I pregiudizi e la conoscenza critica alla psichiatria
  di Giorgio Antonucci 
Dal reparto n. 6 di A. Cechov ai reparti di Imola
Antòn Pavlovic Cechov, medico e scrittore, era già morto a Badenweiler 
  nel 1904.
    Il termine schizofrenia viene introdotto in psichiatria e in psicologia 
    dell'anormalità da Eugen Bleuler nel 1911.
    Il reparto n. 6, di Cechov fa parte dei racconti e novelle scritti 
    probabilmente tra il 1888 e il 1903.
  Cechov racconta la storia di un piccolo padiglione psichiatrico in un ospedale 
  civile della Russia zarista, dove sono internate e rinchiuse cinque persone.

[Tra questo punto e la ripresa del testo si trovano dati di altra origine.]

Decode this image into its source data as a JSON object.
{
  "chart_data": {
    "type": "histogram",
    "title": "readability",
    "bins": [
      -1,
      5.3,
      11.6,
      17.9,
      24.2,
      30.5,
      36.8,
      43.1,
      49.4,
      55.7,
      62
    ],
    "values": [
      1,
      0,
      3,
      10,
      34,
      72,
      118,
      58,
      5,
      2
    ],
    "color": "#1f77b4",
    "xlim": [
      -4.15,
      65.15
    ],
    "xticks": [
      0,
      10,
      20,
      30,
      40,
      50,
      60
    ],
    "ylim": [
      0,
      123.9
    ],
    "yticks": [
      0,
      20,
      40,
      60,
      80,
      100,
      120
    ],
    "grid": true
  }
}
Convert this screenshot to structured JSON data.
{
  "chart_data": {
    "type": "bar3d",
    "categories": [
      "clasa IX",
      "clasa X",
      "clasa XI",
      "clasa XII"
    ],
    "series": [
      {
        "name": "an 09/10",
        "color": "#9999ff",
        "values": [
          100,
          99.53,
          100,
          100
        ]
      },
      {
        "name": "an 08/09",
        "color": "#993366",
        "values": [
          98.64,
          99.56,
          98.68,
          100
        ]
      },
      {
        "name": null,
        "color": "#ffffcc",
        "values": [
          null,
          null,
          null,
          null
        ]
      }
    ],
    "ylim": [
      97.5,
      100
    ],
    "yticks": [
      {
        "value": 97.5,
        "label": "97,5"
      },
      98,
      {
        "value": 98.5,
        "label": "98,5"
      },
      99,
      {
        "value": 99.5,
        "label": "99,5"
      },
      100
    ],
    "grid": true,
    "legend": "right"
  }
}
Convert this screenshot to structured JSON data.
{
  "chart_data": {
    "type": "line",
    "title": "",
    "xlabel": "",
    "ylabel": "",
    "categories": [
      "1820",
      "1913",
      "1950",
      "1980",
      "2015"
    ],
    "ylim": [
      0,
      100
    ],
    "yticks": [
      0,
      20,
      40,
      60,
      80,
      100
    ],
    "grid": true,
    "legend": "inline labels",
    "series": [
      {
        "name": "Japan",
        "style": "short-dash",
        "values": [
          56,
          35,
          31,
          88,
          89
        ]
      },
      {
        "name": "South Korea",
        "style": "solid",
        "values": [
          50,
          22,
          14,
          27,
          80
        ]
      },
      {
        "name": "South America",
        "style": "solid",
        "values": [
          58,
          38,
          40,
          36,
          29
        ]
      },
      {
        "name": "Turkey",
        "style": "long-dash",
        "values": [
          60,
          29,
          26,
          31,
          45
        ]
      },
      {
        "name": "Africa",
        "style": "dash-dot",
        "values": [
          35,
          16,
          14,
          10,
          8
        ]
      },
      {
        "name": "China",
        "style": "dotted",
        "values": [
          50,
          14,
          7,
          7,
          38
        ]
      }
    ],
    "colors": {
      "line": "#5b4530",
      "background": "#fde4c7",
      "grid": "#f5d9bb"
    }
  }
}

  Tra queste un giovane uomo:
  
Ivàn Dmìric Gròmov, sui trentatré anni, nobile, ex usciere giudiziario e segretario al governatorato, soffre di mania di persecuzione. Egli o giace sul letto raggomitolato su se stesso, o cammina da un angolo all'altro, come per fare del moto; seduto ci sta assai di rado. È sempre eccitato, inquieto e in uno stato di tensione, in attesa di qualcosa di confuso, d'indefinito. Basta il più piccolo fruscio nel vestibolo o un grido nel cortile perché egli sollevi la testa e tenda l'orecchio: vengono a chiamare lui? Non cercano lui? E il suo viso esprime inquietudine e ripugnanza.Si vede dunque in Cechov (come del resto in Cervantes, Shakespeare, Dostoevskij, Maupassant) che la vita di un uomo è complicata e contraddittoria che non sempre è facile stabilire un confine tra il reale e l'immaginario, che le passioni sono sconfinate e le vicende di ogni giorno troppo ristrette, che la paura consuma e confonde.

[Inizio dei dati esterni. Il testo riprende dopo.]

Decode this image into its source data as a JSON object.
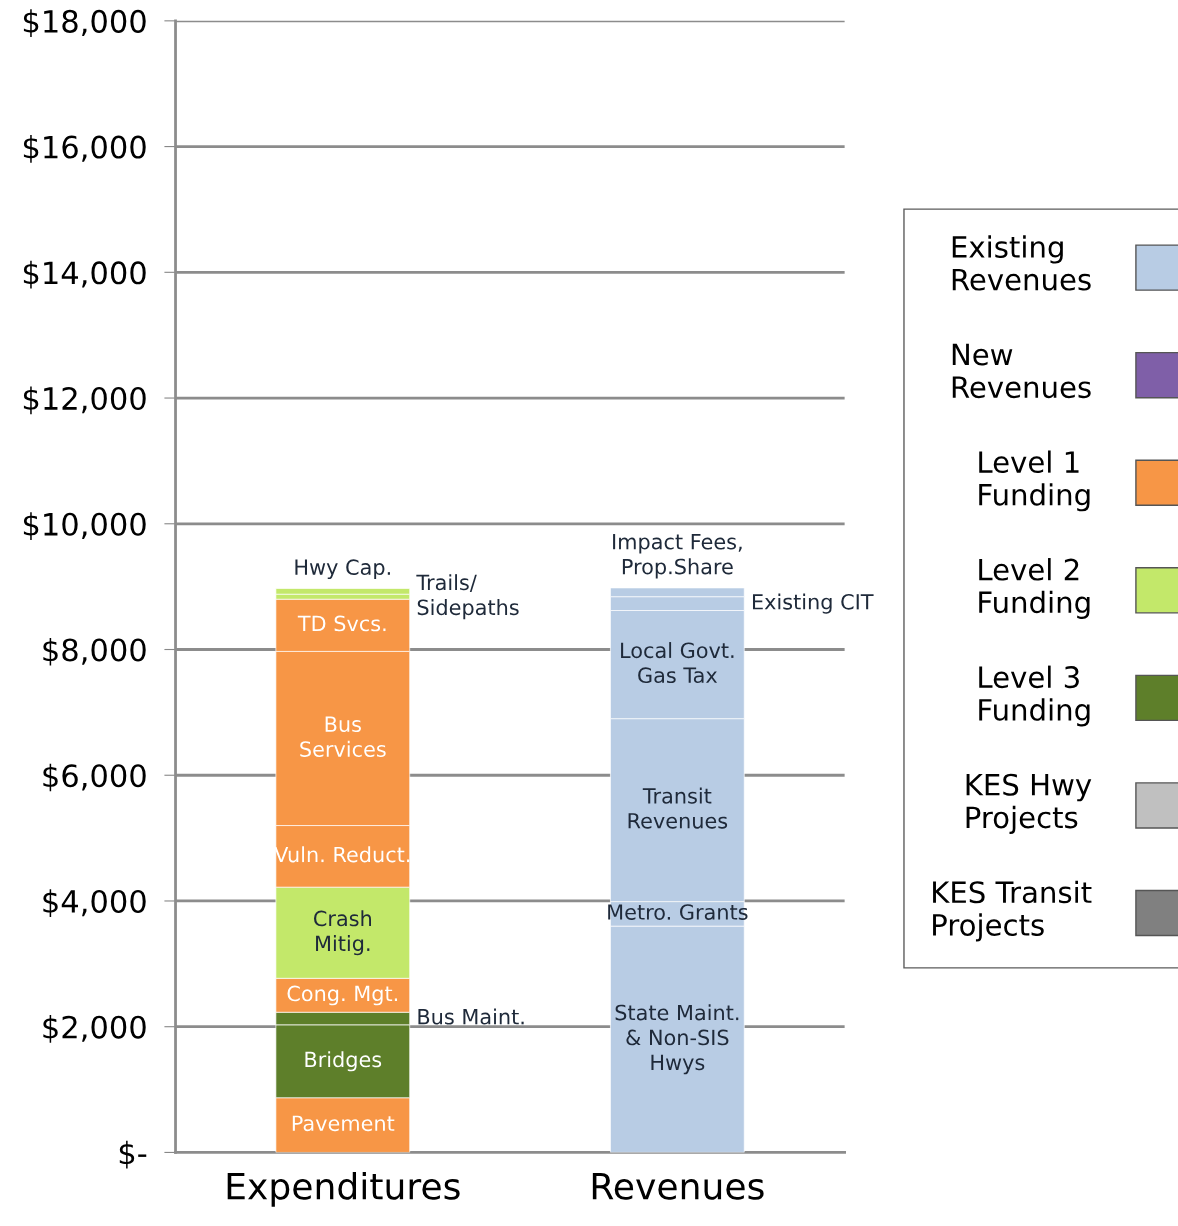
{
  "chart_data": {
    "type": "bar",
    "stacked": true,
    "categories": [
      "Expenditures",
      "Revenues"
    ],
    "series": [
      {
        "name": "Pavement",
        "color": "#f79646",
        "values": [
          870,
          null
        ]
      },
      {
        "name": "Bridges",
        "color": "#5e7f2a",
        "values": [
          1160,
          null
        ]
      },
      {
        "name": "Bus Maint.",
        "color": "#5e7f2a",
        "values": [
          200,
          null
        ]
      },
      {
        "name": "Cong. Mgt.",
        "color": "#f79646",
        "values": [
          540,
          null
        ]
      },
      {
        "name": "Crash\nMitig.",
        "color": "#c3e86a",
        "values": [
          1450,
          null
        ]
      },
      {
        "name": "Vuln. Reduct.",
        "color": "#f79646",
        "values": [
          980,
          null
        ]
      },
      {
        "name": "Bus\nServices",
        "color": "#f79646",
        "values": [
          2770,
          null
        ]
      },
      {
        "name": "TD Svcs.",
        "color": "#f79646",
        "values": [
          830,
          null
        ]
      },
      {
        "name": "Trails/\nSidepaths",
        "color": "#c3e86a",
        "values": [
          80,
          null
        ]
      },
      {
        "name": "Hwy Cap.",
        "color": "#c3e86a",
        "values": [
          90,
          null
        ]
      },
      {
        "name": "State Maint.\n& Non-SIS\nHwys",
        "color": "#b8cce4",
        "values": [
          null,
          3600
        ]
      },
      {
        "name": "Metro. Grants",
        "color": "#b8cce4",
        "values": [
          null,
          390
        ]
      },
      {
        "name": "Transit\nRevenues",
        "color": "#b8cce4",
        "values": [
          null,
          2910
        ]
      },
      {
        "name": "Local Govt.\nGas Tax",
        "color": "#b8cce4",
        "values": [
          null,
          1720
        ]
      },
      {
        "name": "Existing CIT",
        "color": "#b8cce4",
        "values": [
          null,
          220
        ]
      },
      {
        "name": "Impact Fees,\nProp.Share",
        "color": "#b8cce4",
        "values": [
          null,
          140
        ]
      },
      {
        "name": "Existing\nRevenues",
        "color": "#b8cce4",
        "values": [
          null,
          null
        ]
      },
      {
        "name": "New\nRevenues",
        "color": "#7f5fa8",
        "values": [
          null,
          null
        ]
      },
      {
        "name": "Level 1\nFunding",
        "color": "#f79646",
        "values": [
          null,
          null
        ]
      },
      {
        "name": "Level 2\nFunding",
        "color": "#c3e86a",
        "values": [
          null,
          null
        ]
      },
      {
        "name": "Level 3\nFunding",
        "color": "#5e7f2a",
        "values": [
          null,
          null
        ]
      },
      {
        "name": "KES Hwy\nProjects",
        "color": "#c0c0c0",
        "values": [
          null,
          null
        ]
      },
      {
        "name": "KES Transit\nProjects",
        "color": "#808080",
        "values": [
          null,
          null
        ]
      }
    ],
    "ylim": [
      0,
      18000
    ],
    "yticks": [
      {
        "value": 0,
        "label": "$-"
      },
      {
        "value": 2000,
        "label": "$2,000"
      },
      {
        "value": 4000,
        "label": "$4,000"
      },
      {
        "value": 6000,
        "label": "$6,000"
      },
      {
        "value": 8000,
        "label": "$8,000"
      },
      {
        "value": 10000,
        "label": "$10,000"
      },
      {
        "value": 12000,
        "label": "$12,000"
      },
      {
        "value": 14000,
        "label": "$14,000"
      },
      {
        "value": 16000,
        "label": "$16,000"
      },
      {
        "value": 18000,
        "label": "$18,000"
      }
    ],
    "grid": "y",
    "legend": "right"
  }
}
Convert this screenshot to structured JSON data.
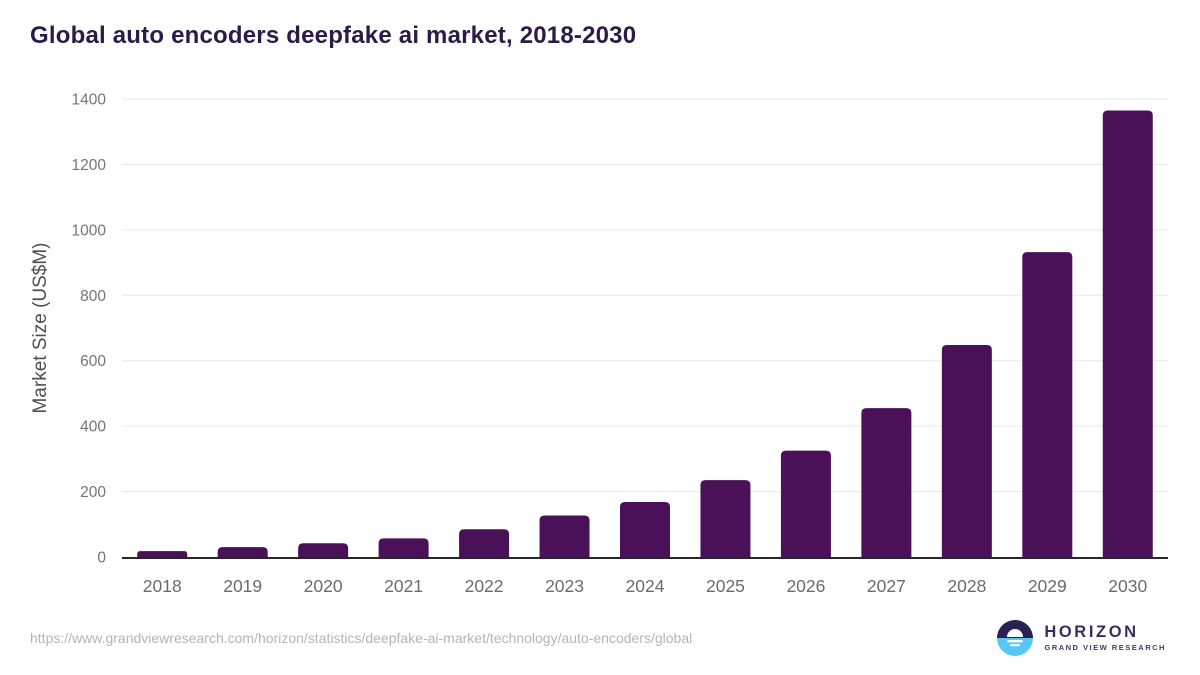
{
  "title": "Global auto encoders deepfake ai market, 2018-2030",
  "colors": {
    "bar": "#4a1158",
    "title": "#2e1a47",
    "y_tick": "#757575",
    "x_tick": "#6b6b6b",
    "y_title": "#4f4f4f",
    "gridline": "#e7e7e7",
    "axis_line": "#262626",
    "url_text": "#b5b5b5",
    "logo_dark": "#2b2150",
    "logo_blue": "#58c7f3",
    "logo_white": "#ffffff",
    "logo_text": "#3d2b5e",
    "logo_tagline": "#483768"
  },
  "chart_data": {
    "type": "bar",
    "title": "Global auto encoders deepfake ai market, 2018-2030",
    "categories": [
      "2018",
      "2019",
      "2020",
      "2021",
      "2022",
      "2023",
      "2024",
      "2025",
      "2026",
      "2027",
      "2028",
      "2029",
      "2030"
    ],
    "values": [
      18,
      30,
      42,
      57,
      85,
      127,
      168,
      235,
      325,
      455,
      648,
      932,
      1365
    ],
    "xlabel": "",
    "ylabel": "Market Size (US$M)",
    "ylim": [
      0,
      1400
    ],
    "ytick_step": 200,
    "grid": true,
    "legend": false
  },
  "footer": {
    "source_url": "https://www.grandviewresearch.com/horizon/statistics/deepfake-ai-market/technology/auto-encoders/global",
    "logo": {
      "name": "HORIZON",
      "tagline": "GRAND VIEW RESEARCH"
    }
  }
}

Mi piace il suo viso largo, con grandi zigomi, sempre pallido e addolorato, che riflette come in uno specchio, l'anima tormentata dalla lotta e dal persistente terrore. Le sue smorfie sono strane e morbose, ma i tratti delicati, impressi al suo viso da una profonda e sincera sofferenza, sono ragionevoli e intelligenti, e gli occhi hanno un riflesso caldo e sano. Mi piace anche lui come persona, così affabile, servizievole e oltremodo delicato nei suoi rapporti con tutti eccetto che con Nikita. Se qualcuno lascia cadere un bottone o il cucchiaio, egli salta in fretta giù dal letto e lo raccatta. Ogni mattina dà il buon giorno ai compagni; andando a dormire augura loro la buona notte.

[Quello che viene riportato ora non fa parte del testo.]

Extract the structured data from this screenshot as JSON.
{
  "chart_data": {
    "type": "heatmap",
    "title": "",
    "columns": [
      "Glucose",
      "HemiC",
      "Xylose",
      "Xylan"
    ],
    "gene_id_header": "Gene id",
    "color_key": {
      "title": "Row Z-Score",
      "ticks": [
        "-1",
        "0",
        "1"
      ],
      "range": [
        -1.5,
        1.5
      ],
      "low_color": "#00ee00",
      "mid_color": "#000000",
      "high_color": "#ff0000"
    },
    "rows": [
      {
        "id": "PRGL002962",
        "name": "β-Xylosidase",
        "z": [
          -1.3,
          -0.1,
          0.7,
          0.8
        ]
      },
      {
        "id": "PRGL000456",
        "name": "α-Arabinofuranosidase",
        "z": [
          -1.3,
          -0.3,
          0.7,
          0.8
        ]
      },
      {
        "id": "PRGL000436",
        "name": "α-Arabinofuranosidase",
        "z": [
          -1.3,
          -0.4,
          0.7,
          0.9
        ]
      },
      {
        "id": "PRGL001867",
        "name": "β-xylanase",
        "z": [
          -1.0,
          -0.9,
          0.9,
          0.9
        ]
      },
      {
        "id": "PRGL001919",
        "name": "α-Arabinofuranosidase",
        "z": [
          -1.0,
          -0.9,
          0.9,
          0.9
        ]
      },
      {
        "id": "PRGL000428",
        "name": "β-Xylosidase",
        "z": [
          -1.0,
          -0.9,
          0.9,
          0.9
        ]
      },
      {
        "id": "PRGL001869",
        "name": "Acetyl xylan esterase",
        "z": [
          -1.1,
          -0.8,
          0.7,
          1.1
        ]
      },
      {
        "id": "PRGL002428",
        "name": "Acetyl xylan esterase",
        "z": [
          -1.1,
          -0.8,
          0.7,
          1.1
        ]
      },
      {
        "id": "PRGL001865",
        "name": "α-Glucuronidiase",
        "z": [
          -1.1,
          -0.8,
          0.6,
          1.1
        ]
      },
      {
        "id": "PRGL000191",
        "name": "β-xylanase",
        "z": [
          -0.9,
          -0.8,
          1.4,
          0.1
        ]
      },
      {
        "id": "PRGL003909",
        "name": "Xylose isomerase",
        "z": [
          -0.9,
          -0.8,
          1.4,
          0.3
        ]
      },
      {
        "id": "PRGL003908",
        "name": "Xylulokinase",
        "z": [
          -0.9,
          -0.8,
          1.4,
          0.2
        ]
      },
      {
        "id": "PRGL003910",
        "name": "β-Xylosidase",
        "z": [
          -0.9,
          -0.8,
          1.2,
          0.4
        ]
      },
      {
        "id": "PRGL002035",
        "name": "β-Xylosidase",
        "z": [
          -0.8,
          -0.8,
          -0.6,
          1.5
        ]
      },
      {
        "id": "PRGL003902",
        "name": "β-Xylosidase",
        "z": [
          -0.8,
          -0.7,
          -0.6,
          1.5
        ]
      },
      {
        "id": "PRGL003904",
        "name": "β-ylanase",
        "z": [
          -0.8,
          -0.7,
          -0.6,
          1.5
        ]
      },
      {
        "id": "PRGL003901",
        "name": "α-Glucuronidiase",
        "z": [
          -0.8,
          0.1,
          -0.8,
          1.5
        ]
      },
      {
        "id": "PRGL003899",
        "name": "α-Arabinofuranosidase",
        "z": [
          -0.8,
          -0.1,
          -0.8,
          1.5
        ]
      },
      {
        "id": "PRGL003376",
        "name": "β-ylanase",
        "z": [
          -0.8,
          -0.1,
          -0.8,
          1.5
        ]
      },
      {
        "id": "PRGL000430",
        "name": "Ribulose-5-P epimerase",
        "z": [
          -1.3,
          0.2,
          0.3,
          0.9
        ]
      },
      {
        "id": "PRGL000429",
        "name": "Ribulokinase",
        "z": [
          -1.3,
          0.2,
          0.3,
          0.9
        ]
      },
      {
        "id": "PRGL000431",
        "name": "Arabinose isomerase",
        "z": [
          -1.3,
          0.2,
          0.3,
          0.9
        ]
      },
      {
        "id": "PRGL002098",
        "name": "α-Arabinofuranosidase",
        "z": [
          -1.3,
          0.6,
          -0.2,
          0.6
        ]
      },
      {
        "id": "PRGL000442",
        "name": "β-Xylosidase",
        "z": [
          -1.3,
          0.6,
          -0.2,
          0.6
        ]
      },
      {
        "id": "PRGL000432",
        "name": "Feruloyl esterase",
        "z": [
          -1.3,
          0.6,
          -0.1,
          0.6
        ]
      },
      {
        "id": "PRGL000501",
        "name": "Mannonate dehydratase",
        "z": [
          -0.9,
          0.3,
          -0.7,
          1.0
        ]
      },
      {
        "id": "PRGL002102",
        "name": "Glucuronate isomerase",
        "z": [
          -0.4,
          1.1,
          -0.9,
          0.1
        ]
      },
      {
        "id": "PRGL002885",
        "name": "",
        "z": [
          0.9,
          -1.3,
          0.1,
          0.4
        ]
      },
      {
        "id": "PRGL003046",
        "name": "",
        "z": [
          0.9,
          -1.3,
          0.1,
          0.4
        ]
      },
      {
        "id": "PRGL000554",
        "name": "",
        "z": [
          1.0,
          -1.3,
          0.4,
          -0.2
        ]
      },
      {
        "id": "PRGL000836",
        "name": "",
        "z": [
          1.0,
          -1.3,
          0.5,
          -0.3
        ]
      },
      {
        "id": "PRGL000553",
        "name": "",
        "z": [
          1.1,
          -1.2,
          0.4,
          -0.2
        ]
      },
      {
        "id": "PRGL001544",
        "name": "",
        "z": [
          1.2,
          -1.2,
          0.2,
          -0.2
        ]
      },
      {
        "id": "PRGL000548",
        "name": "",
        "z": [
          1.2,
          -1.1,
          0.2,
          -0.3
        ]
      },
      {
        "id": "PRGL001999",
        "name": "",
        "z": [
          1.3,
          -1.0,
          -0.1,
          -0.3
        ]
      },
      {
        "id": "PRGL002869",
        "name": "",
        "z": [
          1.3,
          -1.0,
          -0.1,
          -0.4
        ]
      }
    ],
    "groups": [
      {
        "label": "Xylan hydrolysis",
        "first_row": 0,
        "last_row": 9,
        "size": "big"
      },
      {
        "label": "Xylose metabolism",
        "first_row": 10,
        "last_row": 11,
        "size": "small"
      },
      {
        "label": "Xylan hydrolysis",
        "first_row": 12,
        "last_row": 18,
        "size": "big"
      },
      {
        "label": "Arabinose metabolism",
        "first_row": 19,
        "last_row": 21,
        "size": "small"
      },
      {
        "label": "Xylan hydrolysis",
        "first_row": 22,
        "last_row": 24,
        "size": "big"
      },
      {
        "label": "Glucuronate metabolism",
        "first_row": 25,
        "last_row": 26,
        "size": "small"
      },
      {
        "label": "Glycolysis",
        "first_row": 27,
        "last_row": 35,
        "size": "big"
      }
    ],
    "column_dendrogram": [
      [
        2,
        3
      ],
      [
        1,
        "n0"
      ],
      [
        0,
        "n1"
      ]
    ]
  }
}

Oltre che nel continuo stato di tensione e nel fare smorfie, la sua follia si manifesta anche in qualche altra cosa. A volte di sera egli si avvolge nella sua veste da camera e, tremando in tutto il corpo e battendo i denti, comincia a camminare in fretta da un angolo all'altro e fra i letti. Sembra che abbia la febbre forte. Da come si ferma all'improvviso e lancia sguardi ai compagni, si vede che vorrebbe dire qualche cosa di molto importante, ma evidentemente, considerando che non lo ascolterebbero o non lo capirebbero scuote con impazienza la testa e continua a camminare. Ma presto il desiderio di parlare prende il sopravvento su qualsiasi considerazione ed egli si abbandona e parla con calore e passione.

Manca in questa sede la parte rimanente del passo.